Pipeline (Component)	Dtype
`stabilityai/sd-turbo`	float16
`stabilityai/sdxl-turbo` (UNet)	float16
`stabilityai/sdxl-turbo` (VAE / Text Encoders)	mixed
`stabilityai/stable-diffusion-xl-base-1.0`	float16
`CompVis/stable-diffusion-v1-4`	float16
`stable-diffusion-v1-5/stable-diffusion-v1-5`	float16
`stabilityai/stable-diffusion-2-1`	float16
`playgroundai/playground-v2.5-1024px-aesthetic`	float16
`dataautogpt3/ProteusV0.3`	float16
`black-forest-labs/FLUX.2-dev` (Text Encoder)	bfloat16
`black-forest-labs/FLUX.2-dev` (DiT)	bfloat16
`black-forest-labs/FLUX.2-dev` (VAE)	float16
`black-forest-labs/FLUX.1-schnell` (DiT / TextEnc / VAE)	mixed
`Wan-AI/Wan2.2-T2V-A14B-Diffusers` (Text Encoder)	float16
`Wan-AI/Wan2.2-T2V-A14B-Diffusers` (VAE)	float16
`Qwen/Qwen-Image` (Text Encoder)	bfloat16
`Qwen/Qwen-Image` (DiT / VAE)	bfloat16
`stabilityai/stable-diffusion-3-medium-diffusers`	bfloat16
`stabilityai/stable-diffusion-3.5-medium` / `3.5-large`	mixed
`HiDream-ai/HiDream-I1-Full`	bfloat16
`stabilityai/stable-video-diffusion-img2vid-xt`	float16

Multimodal

Model	Dtype
`openai/clip-vit-base-patch32`	float32
`deepseek-ai/Janus-Pro-7B`	bfloat16
`Datadog/Toto-Open-Base-1.0`	float32

Legacy / TRT Sample Models

TensorRT ships hand-validated C++/Python samples for these classic architectures and workflows:

MNIST digit classifiers, model parsing, dynamic-shape, plugin, and safe-runtime samples — see samples/ in this repo.

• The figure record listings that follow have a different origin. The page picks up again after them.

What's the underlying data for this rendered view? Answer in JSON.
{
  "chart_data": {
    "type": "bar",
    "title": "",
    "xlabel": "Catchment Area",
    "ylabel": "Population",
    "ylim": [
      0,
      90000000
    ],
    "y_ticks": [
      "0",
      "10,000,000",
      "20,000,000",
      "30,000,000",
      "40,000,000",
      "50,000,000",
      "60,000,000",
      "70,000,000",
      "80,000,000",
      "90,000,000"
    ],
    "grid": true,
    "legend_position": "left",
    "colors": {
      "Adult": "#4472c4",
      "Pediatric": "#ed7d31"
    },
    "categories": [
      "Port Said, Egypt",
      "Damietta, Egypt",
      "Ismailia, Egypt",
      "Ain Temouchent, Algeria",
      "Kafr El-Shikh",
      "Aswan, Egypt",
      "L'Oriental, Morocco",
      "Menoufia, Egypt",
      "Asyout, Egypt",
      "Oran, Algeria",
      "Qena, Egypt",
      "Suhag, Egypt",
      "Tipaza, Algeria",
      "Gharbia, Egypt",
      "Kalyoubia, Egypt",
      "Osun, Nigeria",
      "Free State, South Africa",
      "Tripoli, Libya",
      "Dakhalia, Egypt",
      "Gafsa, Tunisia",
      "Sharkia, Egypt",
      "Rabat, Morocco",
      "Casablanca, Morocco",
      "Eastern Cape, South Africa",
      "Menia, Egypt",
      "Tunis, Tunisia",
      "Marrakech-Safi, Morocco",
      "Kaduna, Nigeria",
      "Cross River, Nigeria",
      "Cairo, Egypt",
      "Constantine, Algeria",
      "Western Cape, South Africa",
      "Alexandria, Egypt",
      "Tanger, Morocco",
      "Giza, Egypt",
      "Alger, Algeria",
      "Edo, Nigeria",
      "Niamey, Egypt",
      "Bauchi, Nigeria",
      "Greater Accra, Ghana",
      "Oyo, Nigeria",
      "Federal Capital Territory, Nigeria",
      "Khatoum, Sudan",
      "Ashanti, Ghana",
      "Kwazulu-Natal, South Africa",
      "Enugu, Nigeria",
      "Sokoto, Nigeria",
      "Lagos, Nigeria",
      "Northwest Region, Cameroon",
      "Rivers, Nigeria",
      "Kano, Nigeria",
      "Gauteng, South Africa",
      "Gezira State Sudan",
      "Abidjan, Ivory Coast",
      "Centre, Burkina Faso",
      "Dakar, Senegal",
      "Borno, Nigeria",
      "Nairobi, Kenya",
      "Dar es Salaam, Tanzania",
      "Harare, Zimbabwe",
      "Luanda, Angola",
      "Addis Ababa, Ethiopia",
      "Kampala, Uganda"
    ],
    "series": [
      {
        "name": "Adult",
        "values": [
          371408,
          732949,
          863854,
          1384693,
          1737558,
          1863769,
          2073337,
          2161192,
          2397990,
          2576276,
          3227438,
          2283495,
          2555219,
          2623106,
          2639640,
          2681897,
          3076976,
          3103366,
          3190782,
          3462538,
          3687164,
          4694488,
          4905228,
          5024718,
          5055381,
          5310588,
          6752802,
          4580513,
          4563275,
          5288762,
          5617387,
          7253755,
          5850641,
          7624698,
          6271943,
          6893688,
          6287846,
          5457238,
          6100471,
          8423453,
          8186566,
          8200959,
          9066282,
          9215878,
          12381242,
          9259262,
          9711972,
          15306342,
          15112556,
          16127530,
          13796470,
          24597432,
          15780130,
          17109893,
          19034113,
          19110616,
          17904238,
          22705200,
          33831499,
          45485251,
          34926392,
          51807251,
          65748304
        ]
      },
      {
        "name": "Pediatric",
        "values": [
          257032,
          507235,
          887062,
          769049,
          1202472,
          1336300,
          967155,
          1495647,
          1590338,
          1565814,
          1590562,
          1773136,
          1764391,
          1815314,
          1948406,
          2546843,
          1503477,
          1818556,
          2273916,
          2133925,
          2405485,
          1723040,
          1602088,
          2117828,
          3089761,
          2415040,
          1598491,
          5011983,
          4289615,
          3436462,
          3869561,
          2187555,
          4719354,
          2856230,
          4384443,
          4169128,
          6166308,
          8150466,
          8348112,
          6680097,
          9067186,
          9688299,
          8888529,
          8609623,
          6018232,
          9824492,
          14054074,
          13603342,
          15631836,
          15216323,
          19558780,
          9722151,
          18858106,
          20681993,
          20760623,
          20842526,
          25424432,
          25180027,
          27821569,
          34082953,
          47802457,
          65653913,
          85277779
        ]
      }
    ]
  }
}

Requesting New Model Coverage

File a GitHub issue with:

The Hugging Face ID or model source URL.
The target dtype (fp32 / fp16 / bf16 / fp8 / int8 / int4).
Any framework-level working example (helps us reproduce quickly).

The maintainers will benchmark the model and extend this table — no external contributor action needed for the benchmark step.